As I mentioned last December in a review I wrote about the episode ”Chinese Box”, this show still has a tendency to insert very complicated math or even technology to solve what may be very simple problems. There are times this adds to the interest, but there are also times when I can’t believe they took such convoluted measures to solve a simple issue. They did it again in this season opener.
In this episode, “High Exposure,” two climbers are killed, and an uncut diamond is found. It is believed the climbers accidentally discovered a small plane crash of someone who stole the diamond, and someone seems to be looking for the plane crash and the rest of diamonds. During the course of the investigation, the team has to enlist Charlie’s help because they seem helpless to think out the problem without a math professor. At one point, they need Charlie just to obtain satellite imagery that they couple with topographical maps and a projected flight path of the plane to find a crashed airplane carrying uncut diamonds. Leading up to that was seeing Don in the mountains, with him watching three men holding two other climbers at gunpoint. Don uses a radio he found to distract 2 of the men, and he sneaks up on the third to help the hostages get away. The rest of the team, who is also out looking for the crashed plane, gets worried when they can’t reach Don by their radios and then they hear gunfire. What was silly about the scenario in question is that at one point Agent Ian Edgerton (Lou Diamond Phillips) says he need to take a helicopter someplace that will only take 8 minutes – and he goes to fetch Charlie for his help, and gets him to the FBI so he can work his magic with the satellite imagery and maps to find where the plan landed. Excuse me, but if he had a helicopter right there, why couldn’t they fly over the immediate area and just look for a bunch of people running and shooting, while someone else could radio to get Charlie for his brain power? It just seemed that they made the situation much more complicated than needed.

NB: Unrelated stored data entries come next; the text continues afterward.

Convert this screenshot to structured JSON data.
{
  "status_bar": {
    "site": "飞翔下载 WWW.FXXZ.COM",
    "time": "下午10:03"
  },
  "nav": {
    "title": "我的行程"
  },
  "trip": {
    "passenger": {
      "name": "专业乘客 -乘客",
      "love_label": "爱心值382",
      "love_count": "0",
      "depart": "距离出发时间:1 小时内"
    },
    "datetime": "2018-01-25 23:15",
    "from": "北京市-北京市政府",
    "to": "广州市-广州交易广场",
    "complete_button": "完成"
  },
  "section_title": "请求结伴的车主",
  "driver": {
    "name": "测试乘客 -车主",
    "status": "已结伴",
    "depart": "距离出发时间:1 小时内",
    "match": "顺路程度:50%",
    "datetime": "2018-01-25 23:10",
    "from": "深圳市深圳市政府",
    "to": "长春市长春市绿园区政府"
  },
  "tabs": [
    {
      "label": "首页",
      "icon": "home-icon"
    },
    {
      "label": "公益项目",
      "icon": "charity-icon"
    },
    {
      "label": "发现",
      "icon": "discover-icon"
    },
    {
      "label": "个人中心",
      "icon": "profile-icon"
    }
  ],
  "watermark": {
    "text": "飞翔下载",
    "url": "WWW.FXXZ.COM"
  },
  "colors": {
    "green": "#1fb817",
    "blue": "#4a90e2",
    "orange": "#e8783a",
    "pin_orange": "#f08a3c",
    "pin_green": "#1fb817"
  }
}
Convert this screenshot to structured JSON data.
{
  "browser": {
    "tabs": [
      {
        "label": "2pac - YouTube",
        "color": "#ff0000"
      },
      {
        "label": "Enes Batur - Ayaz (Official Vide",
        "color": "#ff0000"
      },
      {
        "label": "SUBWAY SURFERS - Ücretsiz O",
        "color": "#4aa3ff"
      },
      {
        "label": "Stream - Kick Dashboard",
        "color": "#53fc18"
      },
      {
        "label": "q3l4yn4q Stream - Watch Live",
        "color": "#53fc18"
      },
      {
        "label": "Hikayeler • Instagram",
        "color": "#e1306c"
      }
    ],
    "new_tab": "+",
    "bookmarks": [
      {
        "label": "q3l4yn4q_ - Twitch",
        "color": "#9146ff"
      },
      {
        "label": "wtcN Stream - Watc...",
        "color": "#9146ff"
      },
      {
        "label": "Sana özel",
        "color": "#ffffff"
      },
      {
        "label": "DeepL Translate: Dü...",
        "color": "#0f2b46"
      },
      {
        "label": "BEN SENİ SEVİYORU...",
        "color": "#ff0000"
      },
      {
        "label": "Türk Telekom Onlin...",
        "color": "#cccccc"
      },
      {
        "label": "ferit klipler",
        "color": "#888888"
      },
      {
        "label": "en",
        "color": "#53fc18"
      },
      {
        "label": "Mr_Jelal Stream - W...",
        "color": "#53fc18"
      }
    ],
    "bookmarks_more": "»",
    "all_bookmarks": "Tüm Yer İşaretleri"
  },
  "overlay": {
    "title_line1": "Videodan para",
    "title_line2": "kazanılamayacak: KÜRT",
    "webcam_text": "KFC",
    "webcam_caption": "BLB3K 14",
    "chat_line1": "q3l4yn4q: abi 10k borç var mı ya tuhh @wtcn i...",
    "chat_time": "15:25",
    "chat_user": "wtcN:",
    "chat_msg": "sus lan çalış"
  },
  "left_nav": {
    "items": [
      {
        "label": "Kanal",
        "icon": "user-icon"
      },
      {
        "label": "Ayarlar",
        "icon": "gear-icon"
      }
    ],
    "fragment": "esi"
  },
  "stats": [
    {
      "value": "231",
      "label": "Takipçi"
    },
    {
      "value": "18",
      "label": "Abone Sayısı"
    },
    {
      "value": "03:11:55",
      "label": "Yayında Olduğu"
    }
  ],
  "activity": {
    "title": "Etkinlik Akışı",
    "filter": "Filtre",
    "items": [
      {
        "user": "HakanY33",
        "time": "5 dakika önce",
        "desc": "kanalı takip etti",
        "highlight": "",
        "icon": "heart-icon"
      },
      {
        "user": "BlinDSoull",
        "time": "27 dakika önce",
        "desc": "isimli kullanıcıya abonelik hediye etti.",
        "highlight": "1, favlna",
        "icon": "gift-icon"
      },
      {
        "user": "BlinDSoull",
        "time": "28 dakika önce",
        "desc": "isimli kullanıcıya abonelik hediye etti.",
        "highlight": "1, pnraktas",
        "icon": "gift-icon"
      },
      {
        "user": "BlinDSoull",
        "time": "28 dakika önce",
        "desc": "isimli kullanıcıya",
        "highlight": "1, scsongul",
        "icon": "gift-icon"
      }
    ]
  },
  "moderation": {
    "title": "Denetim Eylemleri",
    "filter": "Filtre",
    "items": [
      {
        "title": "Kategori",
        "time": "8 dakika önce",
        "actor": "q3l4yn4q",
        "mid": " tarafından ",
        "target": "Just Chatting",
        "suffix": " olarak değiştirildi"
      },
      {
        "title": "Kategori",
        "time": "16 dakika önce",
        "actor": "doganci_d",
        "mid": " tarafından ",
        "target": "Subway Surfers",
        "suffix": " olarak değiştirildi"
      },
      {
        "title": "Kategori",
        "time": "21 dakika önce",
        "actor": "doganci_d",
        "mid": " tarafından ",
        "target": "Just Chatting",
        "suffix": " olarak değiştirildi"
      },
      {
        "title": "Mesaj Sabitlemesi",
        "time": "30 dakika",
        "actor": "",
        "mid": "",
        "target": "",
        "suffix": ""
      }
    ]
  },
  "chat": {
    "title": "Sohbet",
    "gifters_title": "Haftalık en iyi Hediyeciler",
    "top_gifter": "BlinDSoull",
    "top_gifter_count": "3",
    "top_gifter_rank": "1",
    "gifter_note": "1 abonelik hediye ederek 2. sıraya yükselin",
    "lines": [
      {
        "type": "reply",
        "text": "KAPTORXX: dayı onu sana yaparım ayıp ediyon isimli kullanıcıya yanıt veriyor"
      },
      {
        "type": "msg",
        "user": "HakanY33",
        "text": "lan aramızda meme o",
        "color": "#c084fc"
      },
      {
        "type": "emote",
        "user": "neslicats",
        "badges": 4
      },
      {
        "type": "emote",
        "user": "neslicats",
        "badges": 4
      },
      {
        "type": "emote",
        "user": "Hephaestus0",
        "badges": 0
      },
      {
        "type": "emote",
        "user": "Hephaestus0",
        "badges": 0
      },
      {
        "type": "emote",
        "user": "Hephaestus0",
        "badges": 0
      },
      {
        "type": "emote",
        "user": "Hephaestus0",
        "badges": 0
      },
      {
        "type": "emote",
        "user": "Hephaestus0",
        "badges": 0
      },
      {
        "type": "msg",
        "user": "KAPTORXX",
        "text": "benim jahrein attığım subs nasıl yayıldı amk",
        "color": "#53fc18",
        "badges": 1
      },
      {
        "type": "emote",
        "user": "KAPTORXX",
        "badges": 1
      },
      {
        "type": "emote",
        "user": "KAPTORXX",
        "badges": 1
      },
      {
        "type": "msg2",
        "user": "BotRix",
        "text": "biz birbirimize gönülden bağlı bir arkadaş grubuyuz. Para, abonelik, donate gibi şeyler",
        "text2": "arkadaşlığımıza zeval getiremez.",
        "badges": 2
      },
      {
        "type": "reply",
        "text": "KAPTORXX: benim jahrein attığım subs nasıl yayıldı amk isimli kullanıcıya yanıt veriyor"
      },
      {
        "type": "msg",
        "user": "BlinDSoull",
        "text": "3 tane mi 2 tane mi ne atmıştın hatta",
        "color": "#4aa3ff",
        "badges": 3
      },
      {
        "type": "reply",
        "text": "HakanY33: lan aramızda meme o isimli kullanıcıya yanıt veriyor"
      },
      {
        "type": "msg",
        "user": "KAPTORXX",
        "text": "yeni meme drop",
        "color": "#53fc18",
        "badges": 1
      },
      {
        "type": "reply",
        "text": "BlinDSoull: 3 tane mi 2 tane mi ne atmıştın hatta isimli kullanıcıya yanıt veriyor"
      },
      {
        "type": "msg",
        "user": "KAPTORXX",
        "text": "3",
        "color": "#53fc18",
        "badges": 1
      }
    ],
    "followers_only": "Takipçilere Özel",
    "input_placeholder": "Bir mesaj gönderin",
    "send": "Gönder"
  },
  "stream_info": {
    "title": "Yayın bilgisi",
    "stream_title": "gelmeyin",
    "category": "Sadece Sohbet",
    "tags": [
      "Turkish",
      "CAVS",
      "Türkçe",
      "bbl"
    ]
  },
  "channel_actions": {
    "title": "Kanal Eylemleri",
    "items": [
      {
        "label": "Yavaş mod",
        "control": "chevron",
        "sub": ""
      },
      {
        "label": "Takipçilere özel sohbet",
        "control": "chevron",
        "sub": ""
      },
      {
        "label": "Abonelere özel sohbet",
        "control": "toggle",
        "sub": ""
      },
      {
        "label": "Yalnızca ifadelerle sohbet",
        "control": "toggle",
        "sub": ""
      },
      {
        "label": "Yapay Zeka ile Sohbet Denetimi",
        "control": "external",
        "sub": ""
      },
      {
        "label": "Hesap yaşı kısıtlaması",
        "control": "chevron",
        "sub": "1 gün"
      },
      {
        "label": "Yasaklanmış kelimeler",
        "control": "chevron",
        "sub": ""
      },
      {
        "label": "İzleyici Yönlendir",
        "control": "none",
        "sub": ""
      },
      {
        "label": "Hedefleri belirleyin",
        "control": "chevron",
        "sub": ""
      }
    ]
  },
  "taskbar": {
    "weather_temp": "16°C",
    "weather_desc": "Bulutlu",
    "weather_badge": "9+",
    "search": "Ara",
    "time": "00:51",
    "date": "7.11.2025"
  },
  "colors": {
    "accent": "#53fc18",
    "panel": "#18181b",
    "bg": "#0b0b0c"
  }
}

But the big annoyance to this show, oddly enough, is Charlie himself. I was getting pretty tired of his whiny, petulant behavior last season, and he seems to be showing a touch of it still. He seems to be lost because he can’t work with the FBI. Yet when the Assistant United States Attorney Robin Brooks (Michelle Nolden) offers to help him get his clearance back, he seems resistant. It isn’t until the end, sitting around the table with Don, Nolden, and Amita (Navi Rawat) that he gets the urge to fight to get his clearance back, only when he knows Don is OK with him doing so.
The show does have some good things going for it. Agents David Sinclair (Alimi Ballard) and Colby Granger (Dylan Bruno) make a great pair of agents. The new agent Nikki Betancourt (Sophina Brown, from the thankfully canceled CBS show “Shark’) who replaced Agent Megan Reeves (Diane Farr) seems like an acceptable substitute. And Peter MacNicol continues to shine in his role of Dr. Larry Fleinhardt. In fact, I think I like his input much better than Charlie’s.
All in all, it was just an OK start for the season. I wish we could have seen a little more of the melodrama that may have ensued from Charlie’s arrest in the season finale. After all, they made such a big deal about it then. Maybe they are planning a more detailed story on the issue as he tries to get his clearance returned. Either way, their treatment of the subject was a disappointment.
As a side note, we don’t refer to the show as ”Numbers” in our household, we pronounce it “Num-three-ers” because that’s how CBS writes the title. I know it’s a math show but the novelty of the title wore off on me long ago.